According to the newest plan for the Kansas City Streetcar expansion, there is a $30 to $50 million gap between what the streetcar’s transportation development district (TDD) will raise and the actual cost of the project.
We have written before that the Kansas City Streetcar is an exceptionally expensive and inefficient transit device. We have also warned that the claims of streetcar induced development are, at best, premature. Now we learn that, according to a streetcar plan that the City Council passed last week, no one knows how Kansas City will pay for the project.
The proposed TDD includes a 1% district-wide sales tax and a new tax for properties within 1/3 mile of the streetcar track. That new property tax ranges from 40 cents per $100 of assessed value, to $1.04 per $100. One might note that the $1.04/ $100 rate is on city-owned properties, which Kansas City residents will pay through taxes somehow. The consultants who created the TDD calculate that available revenue for debt service from property and sales taxes will be $177 million, but the capital costs of the streetcar extension plan are around $515 million.

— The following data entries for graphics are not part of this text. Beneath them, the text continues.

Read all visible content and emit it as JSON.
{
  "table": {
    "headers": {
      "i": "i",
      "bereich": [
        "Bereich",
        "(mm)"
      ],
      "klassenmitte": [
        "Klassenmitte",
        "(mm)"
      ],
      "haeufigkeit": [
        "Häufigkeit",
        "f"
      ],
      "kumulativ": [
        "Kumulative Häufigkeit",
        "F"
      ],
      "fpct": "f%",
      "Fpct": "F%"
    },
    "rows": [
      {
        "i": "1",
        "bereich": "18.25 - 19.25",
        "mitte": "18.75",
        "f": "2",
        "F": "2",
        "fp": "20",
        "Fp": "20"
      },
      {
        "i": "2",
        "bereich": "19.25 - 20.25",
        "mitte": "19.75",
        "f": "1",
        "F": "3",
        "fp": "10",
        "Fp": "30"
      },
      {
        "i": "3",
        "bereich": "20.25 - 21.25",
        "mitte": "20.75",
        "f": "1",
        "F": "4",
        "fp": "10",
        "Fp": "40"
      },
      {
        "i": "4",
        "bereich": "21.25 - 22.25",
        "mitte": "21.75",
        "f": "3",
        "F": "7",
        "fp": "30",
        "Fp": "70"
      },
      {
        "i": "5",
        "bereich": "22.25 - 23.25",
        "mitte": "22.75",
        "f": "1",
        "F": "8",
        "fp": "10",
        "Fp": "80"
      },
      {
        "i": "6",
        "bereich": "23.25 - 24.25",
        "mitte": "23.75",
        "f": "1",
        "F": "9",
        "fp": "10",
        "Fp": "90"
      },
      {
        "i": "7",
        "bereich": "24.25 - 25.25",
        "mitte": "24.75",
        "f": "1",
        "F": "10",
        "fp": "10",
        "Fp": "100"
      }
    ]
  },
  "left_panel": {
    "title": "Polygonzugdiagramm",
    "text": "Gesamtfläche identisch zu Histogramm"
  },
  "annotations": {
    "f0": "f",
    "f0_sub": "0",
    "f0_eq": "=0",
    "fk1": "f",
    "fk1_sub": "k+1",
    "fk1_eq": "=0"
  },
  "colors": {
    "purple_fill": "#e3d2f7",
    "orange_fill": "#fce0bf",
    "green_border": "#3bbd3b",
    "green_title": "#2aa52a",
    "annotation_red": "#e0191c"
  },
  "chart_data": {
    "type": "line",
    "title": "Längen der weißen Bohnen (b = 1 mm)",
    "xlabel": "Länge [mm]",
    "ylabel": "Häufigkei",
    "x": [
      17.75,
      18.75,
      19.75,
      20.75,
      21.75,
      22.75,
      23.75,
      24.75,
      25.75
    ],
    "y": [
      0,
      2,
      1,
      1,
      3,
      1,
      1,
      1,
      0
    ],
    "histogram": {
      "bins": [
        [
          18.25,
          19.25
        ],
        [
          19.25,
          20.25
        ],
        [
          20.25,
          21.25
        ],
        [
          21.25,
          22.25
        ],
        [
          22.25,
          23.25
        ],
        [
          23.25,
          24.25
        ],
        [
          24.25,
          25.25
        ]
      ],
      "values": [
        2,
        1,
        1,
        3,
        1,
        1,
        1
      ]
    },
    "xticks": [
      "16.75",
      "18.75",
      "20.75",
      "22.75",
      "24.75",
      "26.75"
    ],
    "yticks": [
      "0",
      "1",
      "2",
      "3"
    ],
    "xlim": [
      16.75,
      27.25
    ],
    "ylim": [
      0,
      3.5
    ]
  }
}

How does $177 million pay for $515 million? First, the planners assume that the city will pay the utility costs of the project from other revenue, or about $28 million dollars. That lowers the project cost to $487 million. Then, they assume the federal government covers half the plan, which, as the authors point out, is not guaranteed. That leaves a funding gap of about $53 million. The study further reduces this gap through contributions from the city’s Mass Transportation Sales Tax, which essentially means they will divert funds from KCATA. They also plan to offset costs with rider fares (they optimistically assume revenue of $2,000,000 per year, much better than some other streetcars). With those additional funding sources, the gap is only $31 million.
Where will the streetcar get that extra $31 million? There is no answer to that. The consultants hope that increased economic activity from the streetcar will raise TDD revenue, but that is risky. Among the proposed revenue sources they claim could be used for the streetcar: various federal grants, Missouri state tax credits and grants, the city park capital improvement fund, a city gasoline tax, new TIF districts, private foundation grants, among many others.
To sum it up, a large TDD that imposes a 1% sales tax and property tax increases will not fully fund the streetcar (even with the federal government already paying for half), and the planners know it. Unless the federal government is willing to pay the balance, Kansas City or Missouri tax payers will be expensively called on in some way to make up the difference. All in all, the funding section of the streetcar plan should have been called “here be dragons.”